Si tratta di una struttura che da anni è al centro di una guerra giudiziaria senza esclusione di colpi tra la Bahia srl (riconducibile all’imprenditore Berardino Del Tosto) e il Comune. Il 22 dicembre i giudici amministrativi hanno scritto l’ennesima pagina della lunga vicenda. La Bahia (condannata a pagare 6mila euro di spese processuali), si è vista respingere un ricorso col quale si chiedeva l’annullamento di una serie di atti: il provvedimento dirigenziale (febbraio 2017) che aveva respinto la domanda di condono; il provvedimento di richiesta di trascrizione e voltura a favore del Comune (marzo 2017) di parte del terreno di proprietà della Bahia, motivata con riferimento all’ordinanza di demolizione (2013) e al verbale di verifica dell’inottemperanza del provvedimento della polizia municipale (aprile 2015); la nota del Comune (aprile 2017) che annunciava l’immissione in possesso e sgombero anche di una parte dell’area. In 19 pagine di sentenza il Tar ribadisce due concetti: «abusività e inottemperanza della demolizione».
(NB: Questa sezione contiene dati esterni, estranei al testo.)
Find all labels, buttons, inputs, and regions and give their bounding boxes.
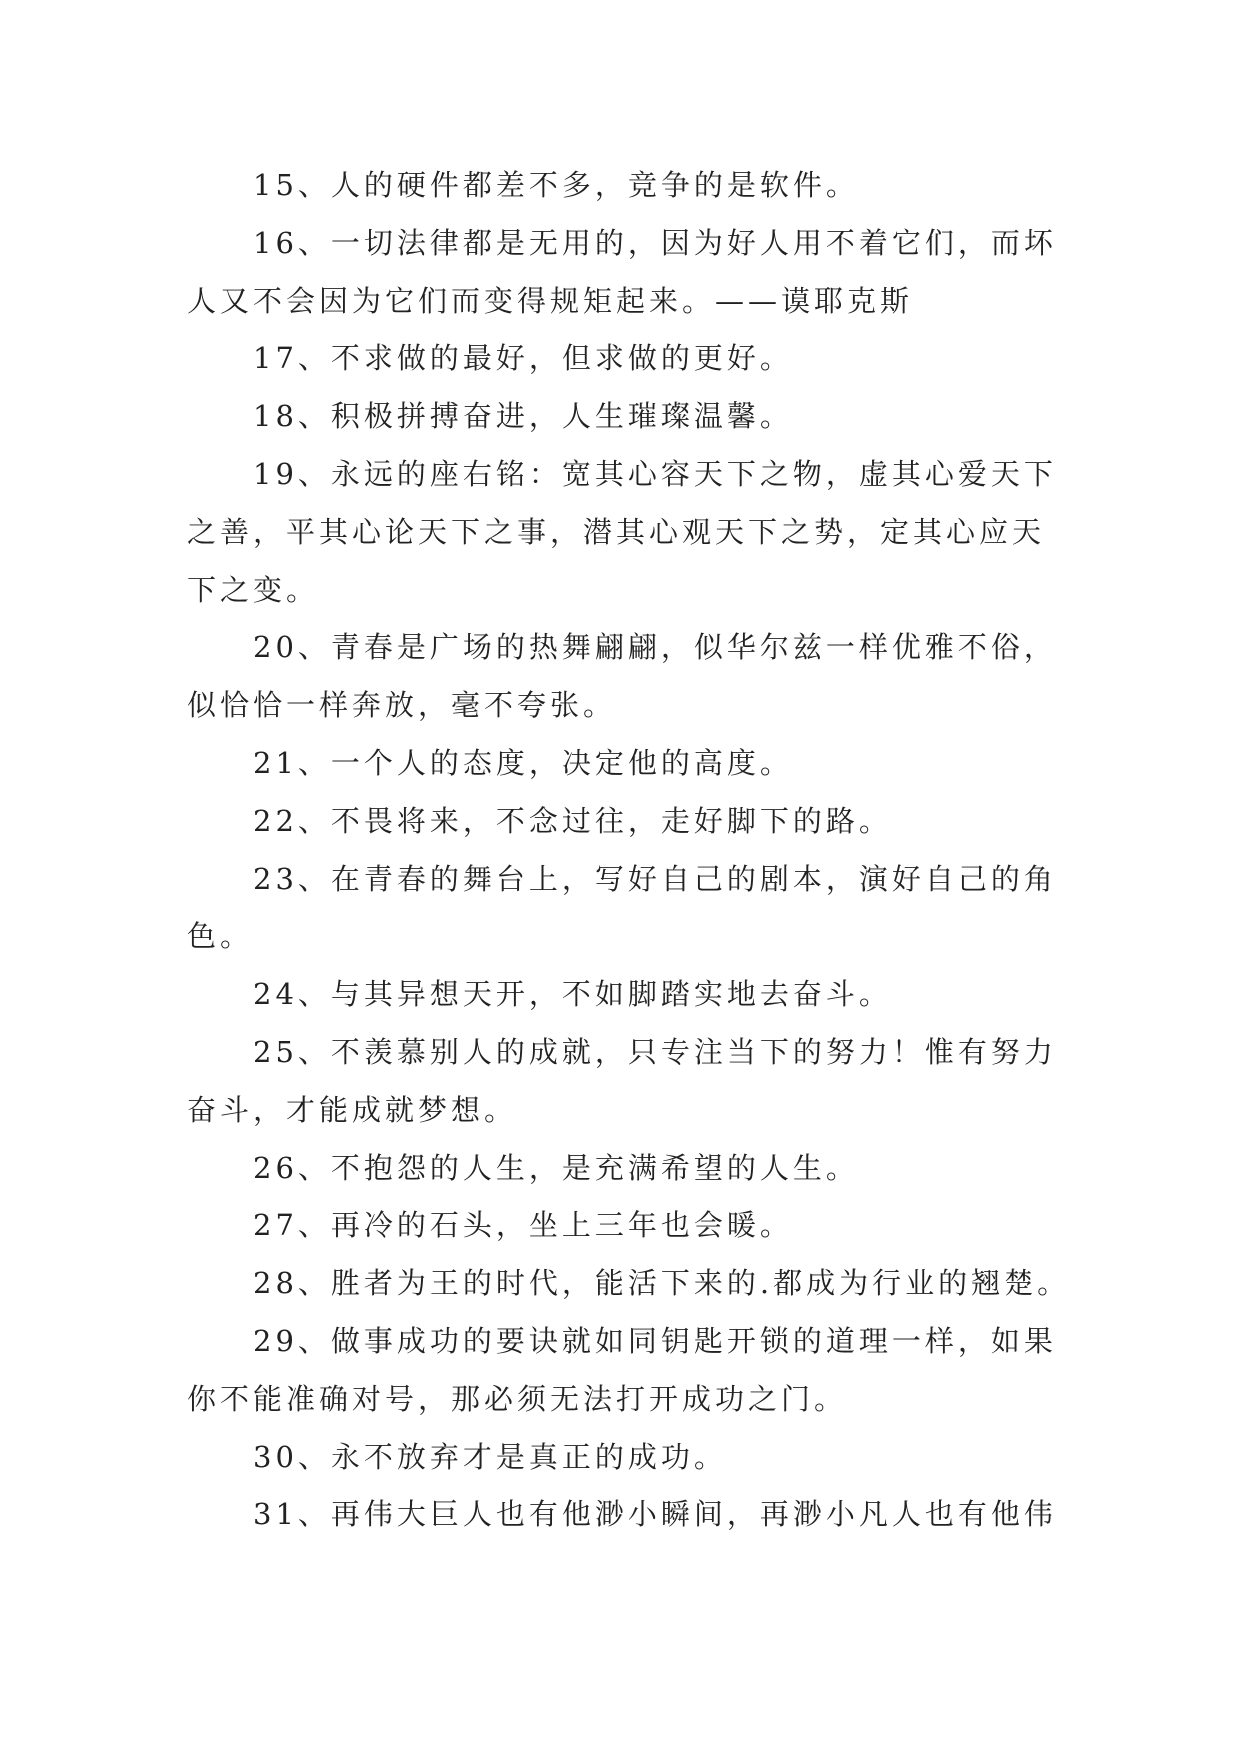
quote-19: 19、永远的座右铭：宽其心容天下之物，虚其心爱天下 [253, 456, 1057, 491]
quote-23: 23、在青春的舞台上，写好自己的剧本，演好自己的角 [253, 861, 1057, 896]
quote-18: 18、积极拼搏奋进，人生璀璨温馨。 [253, 399, 793, 434]
quote-29: 29、做事成功的要诀就如同钥匙开锁的道理一样，如果 [253, 1323, 1057, 1358]
quote-20-continued: 似恰恰一样奔放，毫不夸张。 [187, 688, 617, 723]
quote-31: 31、再伟大巨人也有他渺小瞬间，再渺小凡人也有他伟 [253, 1497, 1057, 1532]
quote-20: 20、青春是广场的热舞翩翩，似华尔兹一样优雅不俗， [253, 630, 1057, 665]
quote-28: 28、胜者为王的时代，能活下来的.都成为行业的翘楚。 [253, 1266, 1071, 1301]
quote-30: 30、永不放弃才是真正的成功。 [253, 1439, 727, 1474]
document-body [187, 157, 1071, 1544]
quote-23-continued: 色。 [187, 919, 254, 954]
quote-21: 21、一个人的态度，决定他的高度。 [253, 745, 793, 780]
quote-16-continued: 人又不会因为它们而变得规矩起来。——谟耶克斯 [187, 283, 914, 318]
quote-25: 25、不羡慕别人的成就，只专注当下的努力！惟有努力 [253, 1034, 1057, 1069]
quote-17: 17、不求做的最好，但求做的更好。 [253, 341, 793, 376]
quote-15: 15、人的硬件都差不多，竞争的是软件。 [253, 168, 859, 202]
quote-27: 27、再冷的石头，坐上三年也会暖。 [253, 1208, 793, 1243]
quote-16: 16、一切法律都是无用的，因为好人用不着它们，而坏 [253, 225, 1057, 260]
quote-25-continued: 奋斗，才能成就梦想。 [187, 1092, 518, 1127]
quote-26: 26、不抱怨的人生，是充满希望的人生。 [253, 1150, 859, 1185]
quote-29-continued: 你不能准确对号，那必须无法打开成功之门。 [187, 1381, 848, 1416]
quote-24: 24、与其异想天开，不如脚踏实地去奋斗。 [253, 977, 892, 1012]
quote-19-continued: 之善，平其心论天下之事，潜其心观天下之势，定其心应天 [187, 514, 1046, 549]
quote-19-end: 下之变。 [187, 572, 320, 607]
quote-22: 22、不畏将来，不念过往，走好脚下的路。 [253, 803, 892, 838]
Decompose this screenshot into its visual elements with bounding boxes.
Il caso diventa politico. Per l’ex presidente della Commissione Territorio Enrico Perilli (Sinistra italiana), che si è occupato a lungo della vicenda, «siamo di fronte alla madre di tutte le convenzioni non rispettate, con 10 anni di lavoro per gli uffici comunali per ricostruire i fatti e ritrovare documenti. Ci fu la chiusura e poi le sentenze confermarono la giusta interpretazione dell’ente. Il fatto politico è che sindaco, vicesindaco e candidato alla presidenza della Regione faranno l’aperitivo su un bene da demolire o acquisire al patrimonio comunale. È assurdo. Come dire: ce ne freghiamo del Tar e degli atti. Non solo non si bloccano i meccanismi, ma si riavviano quelli vecchi di decenni».